To build the image, run:
```
$ docker build --tag faial-cav21 . 
```

To save the image, run:

$ docker save faial-cav21 | bzip2 > artifact-354.tar.bz2

Building without Docker

To reproduce this environment natively without Docker, follow along with the commands run by the provided Dockerfile. This is known to work on Ubuntu 20.04; other systems will require modifying package names and commands to those supported provided by your system.

6.2 Building Faial

The source for Faial is split across three repositories: faial, faial-infer, and c-to-json. Each repository is both available online and included with this artifact in directory source/. Note that the source used for the version of Faial in this artifact is located in branches named cav21.
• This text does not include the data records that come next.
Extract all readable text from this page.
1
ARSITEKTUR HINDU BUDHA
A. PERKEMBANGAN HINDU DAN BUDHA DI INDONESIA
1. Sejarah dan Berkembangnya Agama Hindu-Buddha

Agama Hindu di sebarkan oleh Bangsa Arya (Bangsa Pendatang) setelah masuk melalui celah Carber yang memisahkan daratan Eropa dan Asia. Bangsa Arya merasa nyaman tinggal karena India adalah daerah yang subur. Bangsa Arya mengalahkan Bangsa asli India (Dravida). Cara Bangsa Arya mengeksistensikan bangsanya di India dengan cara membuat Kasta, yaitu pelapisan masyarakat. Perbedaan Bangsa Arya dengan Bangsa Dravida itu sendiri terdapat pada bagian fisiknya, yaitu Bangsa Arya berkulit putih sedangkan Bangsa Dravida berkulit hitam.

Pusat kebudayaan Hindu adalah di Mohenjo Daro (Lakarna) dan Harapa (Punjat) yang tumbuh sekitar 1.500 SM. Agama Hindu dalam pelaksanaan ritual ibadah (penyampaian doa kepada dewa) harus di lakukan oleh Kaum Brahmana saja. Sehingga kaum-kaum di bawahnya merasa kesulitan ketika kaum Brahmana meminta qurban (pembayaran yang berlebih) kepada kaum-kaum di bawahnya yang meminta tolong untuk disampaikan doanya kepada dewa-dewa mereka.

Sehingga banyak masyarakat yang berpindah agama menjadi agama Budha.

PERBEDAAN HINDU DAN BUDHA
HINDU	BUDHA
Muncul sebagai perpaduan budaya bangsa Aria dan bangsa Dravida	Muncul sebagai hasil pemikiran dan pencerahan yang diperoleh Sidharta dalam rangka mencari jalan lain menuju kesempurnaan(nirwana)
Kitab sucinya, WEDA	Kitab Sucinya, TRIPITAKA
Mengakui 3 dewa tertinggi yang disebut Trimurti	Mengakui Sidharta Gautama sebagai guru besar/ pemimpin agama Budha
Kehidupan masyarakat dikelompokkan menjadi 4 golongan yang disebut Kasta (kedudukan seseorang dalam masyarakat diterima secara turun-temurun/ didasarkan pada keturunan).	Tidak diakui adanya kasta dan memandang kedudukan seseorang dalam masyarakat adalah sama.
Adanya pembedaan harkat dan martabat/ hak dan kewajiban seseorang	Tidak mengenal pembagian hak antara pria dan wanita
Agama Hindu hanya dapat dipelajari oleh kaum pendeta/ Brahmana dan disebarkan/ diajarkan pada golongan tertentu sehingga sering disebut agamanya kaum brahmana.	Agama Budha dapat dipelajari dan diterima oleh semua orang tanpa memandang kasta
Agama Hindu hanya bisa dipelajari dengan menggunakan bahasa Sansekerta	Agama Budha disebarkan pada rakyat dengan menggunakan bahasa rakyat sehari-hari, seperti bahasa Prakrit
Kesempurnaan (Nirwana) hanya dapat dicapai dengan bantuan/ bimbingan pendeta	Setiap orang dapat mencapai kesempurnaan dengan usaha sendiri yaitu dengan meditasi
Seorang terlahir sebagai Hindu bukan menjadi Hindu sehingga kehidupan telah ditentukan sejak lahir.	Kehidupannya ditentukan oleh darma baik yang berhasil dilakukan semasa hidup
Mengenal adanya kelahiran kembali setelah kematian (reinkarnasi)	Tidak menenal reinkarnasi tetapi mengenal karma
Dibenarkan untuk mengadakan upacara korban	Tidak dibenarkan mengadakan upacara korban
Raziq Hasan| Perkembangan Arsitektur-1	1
See the Faial README for instructions on building from scratch.

Prebuilt Linux Binaries

We additionally provide prebuilt Linux binaries Faial:

7. Tutorial on Faial usage

As a next step, you may want to view our tutorial on using Faial to verify your own CUDA programs! This may be found locally at source/faial/tutorial/ or online in the Faial source repository.

Additionally, you can also manually run a single kernel from Claim 3's CAV14 dataset, by directly calling faial on said kernel with the --parse-gv-args option. For example:

$ cd $FAIAL_HOME/datasets/gpuverify-cav14/
$ faial --parse-gv-args faial/CUDA20/scan/best/kernel.cu
  Program is data-race free!

The text editors vim and nano are included in the container so you may alter kernels and verify them. Please enjoy exploring verification with Faial.